There has recently been an interesting conversation on the Bricolage mailing list in reaction to a review posted here. I like reading these threads as they progress from indignant rejection of criticism (some major inaccuracies like that the project is dead and also some constructive feedback) to introspection and the acceptance of new ideas and input. On the point of the project being dead, the mailing list started to think about ways to keep the website more up to date and be more vocal about new developments - not everyone, including some software reviewers it seems, reads the mailing list. One of the very valid points was how difficult Bricolage is to install. Having installed it several times on various platforms as well as many other open source CMS, I can confidently say that Bricolage is one of the hardest installs that I know of. I remember Midgard also being pretty bad but that was a long time ago and they may have improved. The general consensus within the list was that installing Bricolage is pretty much a nightmare unless you are running Debian.
While reading the thread, I was thinking about how in the not so long ago past, no enterprise software installation was a trivial task. Installing these systems required a significant amount of time by even experienced engineers. When I worked in professional services for a CMS vendor, our teams were always deployed after an installation engineer (who did nothing but product installations) took three days to install the product. And that is after the customer could demonstrate a fully operational database and J2EE certified application server. Perhaps we shouldn't abandon this expectation altogether.

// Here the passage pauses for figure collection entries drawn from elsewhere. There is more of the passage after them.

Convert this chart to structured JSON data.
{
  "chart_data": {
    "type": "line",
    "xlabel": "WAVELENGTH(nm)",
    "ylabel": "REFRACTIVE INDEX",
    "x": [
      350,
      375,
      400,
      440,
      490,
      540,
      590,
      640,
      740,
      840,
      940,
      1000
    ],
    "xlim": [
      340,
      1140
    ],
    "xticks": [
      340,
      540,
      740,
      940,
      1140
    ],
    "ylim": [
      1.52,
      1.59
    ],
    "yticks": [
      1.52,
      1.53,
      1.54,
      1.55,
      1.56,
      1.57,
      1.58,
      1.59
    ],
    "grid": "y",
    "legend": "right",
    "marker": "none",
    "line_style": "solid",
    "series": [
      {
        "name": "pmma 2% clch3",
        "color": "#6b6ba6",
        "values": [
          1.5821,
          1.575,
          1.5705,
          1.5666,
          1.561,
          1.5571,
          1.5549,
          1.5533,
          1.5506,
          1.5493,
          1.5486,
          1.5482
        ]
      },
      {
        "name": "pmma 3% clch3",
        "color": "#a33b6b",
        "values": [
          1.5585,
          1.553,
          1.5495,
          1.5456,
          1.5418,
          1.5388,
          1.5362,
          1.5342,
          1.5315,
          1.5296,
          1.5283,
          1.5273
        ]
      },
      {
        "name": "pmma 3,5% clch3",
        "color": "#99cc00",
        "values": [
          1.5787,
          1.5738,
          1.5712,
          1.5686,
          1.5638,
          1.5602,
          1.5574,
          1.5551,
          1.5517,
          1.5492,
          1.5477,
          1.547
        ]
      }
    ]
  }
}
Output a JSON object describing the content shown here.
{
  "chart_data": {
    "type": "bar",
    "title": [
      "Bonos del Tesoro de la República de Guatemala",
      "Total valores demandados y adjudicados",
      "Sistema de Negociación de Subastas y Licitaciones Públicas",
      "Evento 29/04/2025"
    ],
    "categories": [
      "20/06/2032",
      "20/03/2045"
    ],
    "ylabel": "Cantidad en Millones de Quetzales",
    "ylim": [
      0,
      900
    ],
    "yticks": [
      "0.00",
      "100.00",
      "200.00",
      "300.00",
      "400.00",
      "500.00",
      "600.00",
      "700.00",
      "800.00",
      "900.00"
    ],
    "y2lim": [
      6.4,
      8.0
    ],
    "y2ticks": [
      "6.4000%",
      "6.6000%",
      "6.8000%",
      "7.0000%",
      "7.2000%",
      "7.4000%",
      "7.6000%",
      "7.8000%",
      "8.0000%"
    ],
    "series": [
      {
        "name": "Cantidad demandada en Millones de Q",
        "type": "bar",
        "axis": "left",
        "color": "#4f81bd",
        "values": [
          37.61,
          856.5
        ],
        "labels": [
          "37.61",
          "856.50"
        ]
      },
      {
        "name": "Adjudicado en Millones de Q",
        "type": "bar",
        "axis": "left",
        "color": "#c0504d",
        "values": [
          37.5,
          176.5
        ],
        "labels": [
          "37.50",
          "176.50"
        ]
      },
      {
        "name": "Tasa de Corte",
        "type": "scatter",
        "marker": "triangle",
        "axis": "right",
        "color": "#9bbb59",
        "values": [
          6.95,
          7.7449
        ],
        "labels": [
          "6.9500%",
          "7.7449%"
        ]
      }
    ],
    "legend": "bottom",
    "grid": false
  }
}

Many of the open source CMS that I track have packaged installers or self contained bundles that you can just download and run. Open source applications should definitely have this capability. Otherwise, the primary advantages of the open source model (cheap distribution and accessibility for experimentation) are lost. It doesn't take long for a user to give up on an application if he is presented with roadblocks before even experiencing the features of the software. Many products take this accessibility one step further by setting up hosted installations so that business users can try out the software without even installing it.
Of course, you should never use these installations in a production environment but they are good for trying out the software and, perhaps, for a development environment. If you want to run a production system, you need to really understand the application, its vulnerabilities and how it behaves. Arjé Cahn, from Hippo CMS has a very good blog post reminding us about how important it is to pay attention to software configuration even for software, like Apache, that has a reputation for being secure. In the JBoss administrators class, you learn that JBoss "out of the tarball" is totally insecure and can be shut down or compromized by anyone with network access to the box. For tips on securing your JBoss installation, go here. Shipping JBoss this way makes a lot of sense. With all the security turned on, your average developer is going to constantly run into obstacles and not know whether it is his code or something else. It is the system administrators job to lock it down... and then break application ;). TYPO3 does a nice job of keeping vulnerability warnings in your face until you change the password from the default and delete the setup files. Some products like eZ publish allow you register your site and have services for monitoring your application. This could be a good way to provide a vulnerability report service.
I think the message for all enterprise software should be to keep the hurdle to experimentation as low as possible but be very clear about what it takes to establish a robust, secure production environment.